While in the U.K., the DJ fired the British dancefloors with a jungle remix of “Under Mi Sensi.” 1995 also brought a pair of collaborative albums, including Three Against War, which united the DJ with Dennis Brown and Triston Palma, and Mad Cobra Meets Lt. Stitchie & Beenie Man, a tag-team dancehall affair. Joined by Lady Saw, Beenie also scored a major hit with “Healer” that year, just one of many successful collaborative singles that included “Papa Was a Rolling Stone,” which paired him with Third World. By the end of the year, Beenie was a shoo-in for the DJ of the Year Award. 1996 brought Maestro, Beenie’s first “real” album, as compared to his previous hits collections. Produced by Patrick Roberts, it was a stunning effort featuring a kaleidoscope of moods. The following year proved to be his break out in Britain, when his and Chevelle Franklin’s “Dance Hall Queen” bounced up the national chart. Both that single and its follow-up, “Who Am I,” were number ones back at home, while the latter rocketed its way into the U.K. Top Ten. In fact, Beenie Man could now do no wrong, and a sound system’s worth of his singles flew their way up the Jamaican chart that year and the next. The autobiographical Many Moods of Moses features a number of these smashes, including “Oysters & Conch” and “Foundation.”

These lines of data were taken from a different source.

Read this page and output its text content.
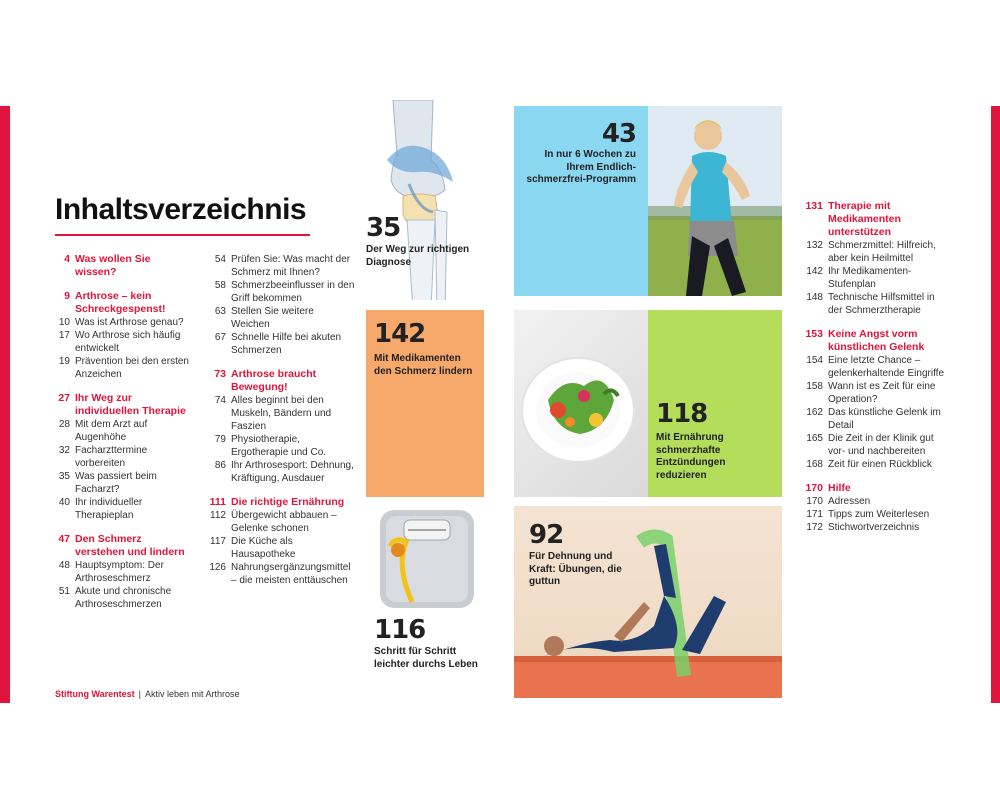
Inhaltsverzeichnis
4 Was wollen Sie wissen?
9 Arthrose – kein Schreckgespenst!
10 Was ist Arthrose genau?
17 Wo Arthrose sich häufig entwickelt
19 Prävention bei den ersten Anzeichen
27 Ihr Weg zur individuellen Therapie
28 Mit dem Arzt auf Augenhöhe
32 Facharzttermine vorbereiten
35 Was passiert beim Facharzt?
40 Ihr individueller Therapieplan
47 Den Schmerz verstehen und lindern
48 Hauptsymptom: Der Arthroseschmerz
51 Akute und chronische Arthroseschmerzen
54 Prüfen Sie: Was macht der Schmerz mit Ihnen?
58 Schmerzbeeinflusser in den Griff bekommen
63 Stellen Sie weitere Weichen
67 Schnelle Hilfe bei akuten Schmerzen
73 Arthrose braucht Bewegung!
74 Alles beginnt bei den Muskeln, Bändern und Faszien
79 Physiotherapie, Ergotherapie und Co.
86 Ihr Arthrosesport: Dehnung, Kräftigung, Ausdauer
111 Die richtige Ernährung
112 Übergewicht abbauen – Gelenke schonen
117 Die Küche als Hausapotheke
126 Nahrungsergänzungsmittel – die meisten enttäuschen
131 Therapie mit Medikamenten unterstützen
132 Schmerzmittel: Hilfreich, aber kein Heilmittel
142 Ihr Medikamenten-Stufenplan
148 Technische Hilfsmittel in der Schmerztherapie
153 Keine Angst vorm künstlichen Gelenk
154 Eine letzte Chance – gelenkerhaltende Eingriffe
158 Wann ist es Zeit für eine Operation?
162 Das künstliche Gelenk im Detail
165 Die Zeit in der Klinik gut vor- und nachbereiten
168 Zeit für einen Rückblick
170 Hilfe
170 Adressen
171 Tipps zum Weiterlesen
172 Stichwortverzeichnis
35
Der Weg zur richtigen Diagnose
43
In nur 6 Wochen zu Ihrem Endlich-schmerzfrei-Programm
142
Mit Medikamenten den Schmerz lindern
118
Mit Ernährung schmerzhafte Entzündungen reduzieren
116
Schritt für Schritt leichter durchs Leben
92
Für Dehnung und Kraft: Übungen, die guttun
Stiftung Warentest | Aktiv leben mit Arthrose
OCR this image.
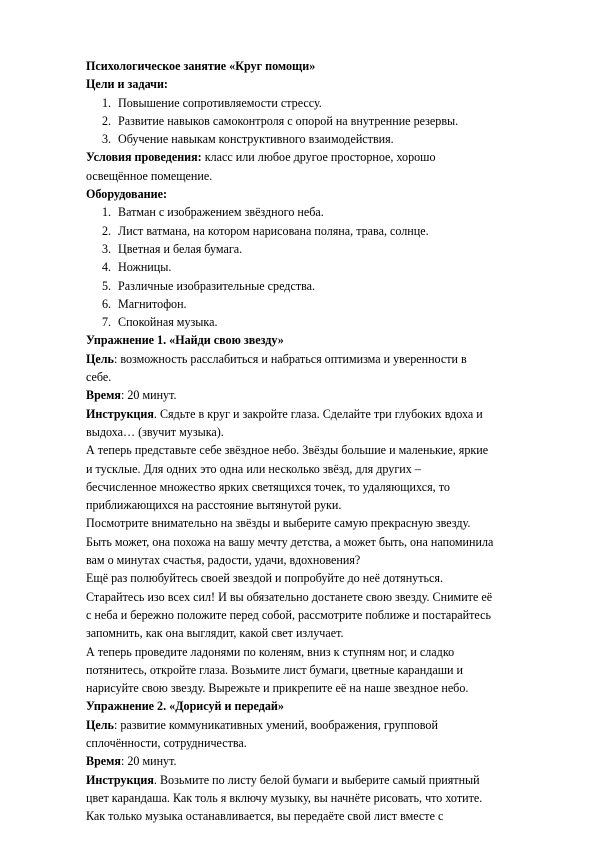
Психологическое занятие «Круг помощи»
Цели и задачи:
1. Повышение сопротивляемости стрессу.
2. Развитие навыков самоконтроля с опорой на внутренние резервы.
3. Обучение навыкам конструктивного взаимодействия.
Условия проведения: класс или любое другое просторное, хорошо
освещённое помещение.
Оборудование:
1. Ватман с изображением звёздного неба.
2. Лист ватмана, на котором нарисована поляна, трава, солнце.
3. Цветная и белая бумага.
4. Ножницы.
5. Различные изобразительные средства.
6. Магнитофон.
7. Спокойная музыка.
Упражнение 1. «Найди свою звезду»
Цель: возможность расслабиться и набраться оптимизма и уверенности в
себе.
Время: 20 минут.
Инструкция. Сядьте в круг и закройте глаза. Сделайте три глубоких вдоха и
выдоха… (звучит музыка).
А теперь представьте себе звёздное небо. Звёзды большие и маленькие, яркие
и тусклые. Для одних это одна или несколько звёзд, для других –
бесчисленное множество ярких светящихся точек, то удаляющихся, то
приближающихся на расстояние вытянутой руки.
Посмотрите внимательно на звёзды и выберите самую прекрасную звезду.
Быть может, она похожа на вашу мечту детства, а может быть, она напоминила
вам о минутах счастья, радости, удачи, вдохновения?
Ещё раз полюбуйтесь своей звездой и попробуйте до неё дотянуться.
Старайтесь изо всех сил! И вы обязательно достанете свою звезду. Снимите её
с неба и бережно положите перед собой, рассмотрите поближе и постарайтесь
запомнить, как она выглядит, какой свет излучает.
А теперь проведите ладонями по коленям, вниз к ступням ног, и сладко
потянитесь, откройте глаза. Возьмите лист бумаги, цветные карандаши и
нарисуйте свою звезду. Вырежьте и прикрепите её на наше звездное небо.
Упражнение 2. «Дорисуй и передай»
Цель: развитие коммуникативных умений, воображения, групповой
сплочённости, сотрудничества.
Время: 20 минут.
Инструкция. Возьмите по листу белой бумаги и выберите самый приятный
цвет карандаша. Как толь я включу музыку, вы начнёте рисовать, что хотите.
Как только музыка останавливается, вы передаёте свой лист вместе с
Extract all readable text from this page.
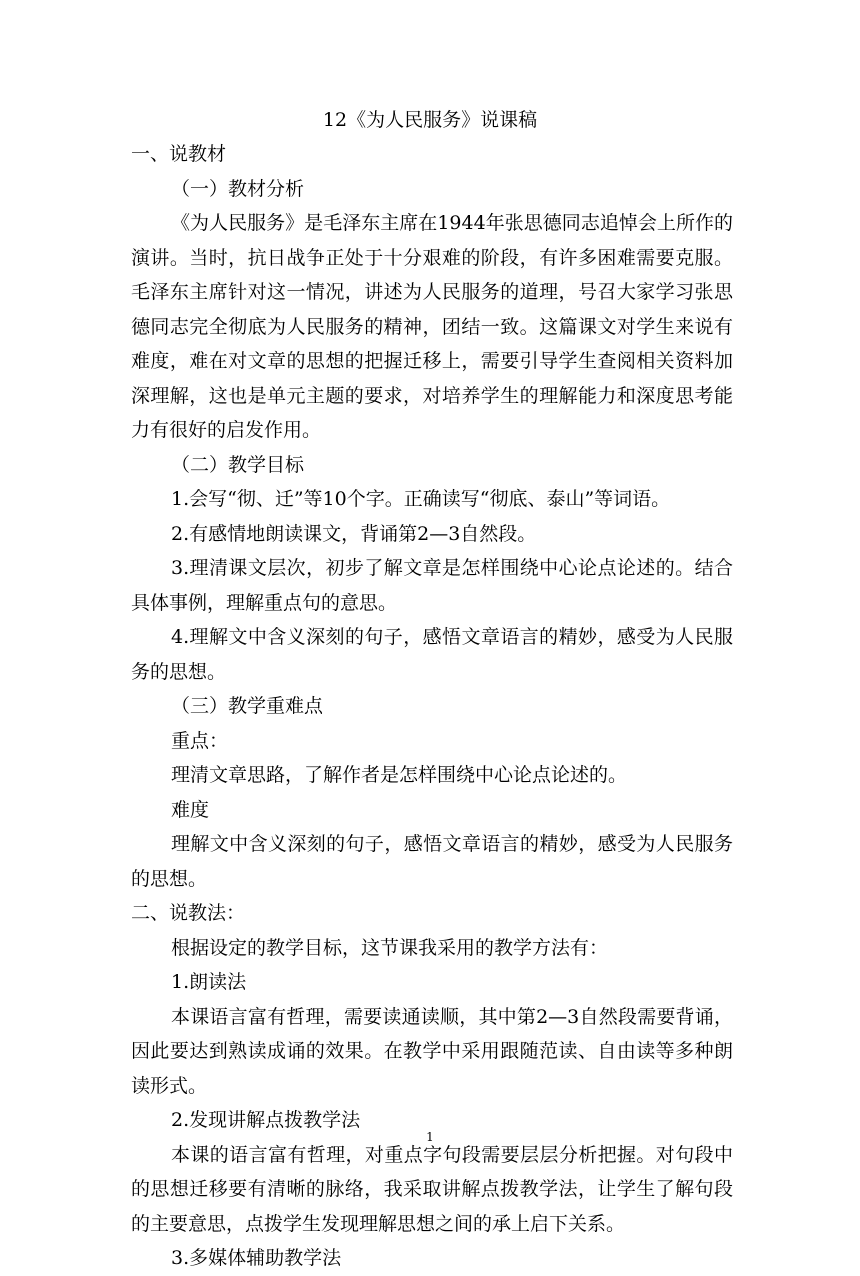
12《为人民服务》说课稿

一、说教材

（一）教材分析

《为人民服务》是毛泽东主席在1944年张思德同志追悼会上所作的演讲。当时，抗日战争正处于十分艰难的阶段，有许多困难需要克服。毛泽东主席针对这一情况，讲述为人民服务的道理，号召大家学习张思德同志完全彻底为人民服务的精神，团结一致。这篇课文对学生来说有难度，难在对文章的思想的把握迁移上，需要引导学生查阅相关资料加深理解，这也是单元主题的要求，对培养学生的理解能力和深度思考能力有很好的启发作用。

（二）教学目标

1.会写“彻、迁”等10个字。正确读写“彻底、泰山”等词语。

2.有感情地朗读课文，背诵第2—3自然段。

3.理清课文层次，初步了解文章是怎样围绕中心论点论述的。结合具体事例，理解重点句的意思。

4.理解文中含义深刻的句子，感悟文章语言的精妙，感受为人民服务的思想。

（三）教学重难点

重点：

理清文章思路，了解作者是怎样围绕中心论点论述的。

难度

理解文中含义深刻的句子，感悟文章语言的精妙，感受为人民服务的思想。

二、说教法：

根据设定的教学目标，这节课我采用的教学方法有：

1.朗读法

本课语言富有哲理，需要读通读顺，其中第2—3自然段需要背诵，因此要达到熟读成诵的效果。在教学中采用跟随范读、自由读等多种朗读形式。

2.发现讲解点拨教学法

本课的语言富有哲理，对重点字句段需要层层分析把握。对句段中的思想迁移要有清晰的脉络，我采取讲解点拨教学法，让学生了解句段的主要意思，点拨学生发现理解思想之间的承上启下关系。

3.多媒体辅助教学法

1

After headlining Reggae Sunsplash in 1998, Beenie signed to Virgin Records in the U.S.; The Doctor was the first fruit of this new union and was an instant dancehall classic. 1999 brought the King Jammy-produced album Y2K, which never actually mentions everyone’s greatest fear that year — the millennium bug, but does take on a host of other issues from AIDS to illiteracy. And the hit singles just kept on coming, and coming, and coming. Beenie was unstoppable, whether on his own or with other artists, and at times the Jamaican chart seemed to be the DJ’s private preserve. “Hot Bwoy” with Buccaneer, “Mi Nu Walla,” “Forget You,” “Ruff Like We” with Redrose, “100 Dollar Bag,” “So Nice” with Silvercat, “In This Together,” “Skettel Tune” with Angel Doolas, and “L.O.Y.” are just a sampling of the singles the DJ released between 1999 and 2000. The Art & Life album, released in the new century, showcased the DJ at his most eclectic and included guests Arturo Sandoval and Wyclef Jean of Fugees fame. The following year, Beenie reunited with Jean behind the mixing board to produce the debut album by actor Steven Seagal. Janet Jackson, the Neptunes, Lady Saw, and Lil’ Kim all turned up as guests on 2002’s Tropical Storm, the Beenie Man album with the most crossover appeal. 2004’s Back to Basics was just that, a straight-up return to dancehall. The hit-collecting compilation From Kingston to King of the Dancehall appeared in early 2005, and Undisputed, which featured production work from Scott Storch and Don Corleon, among others, was released the next year.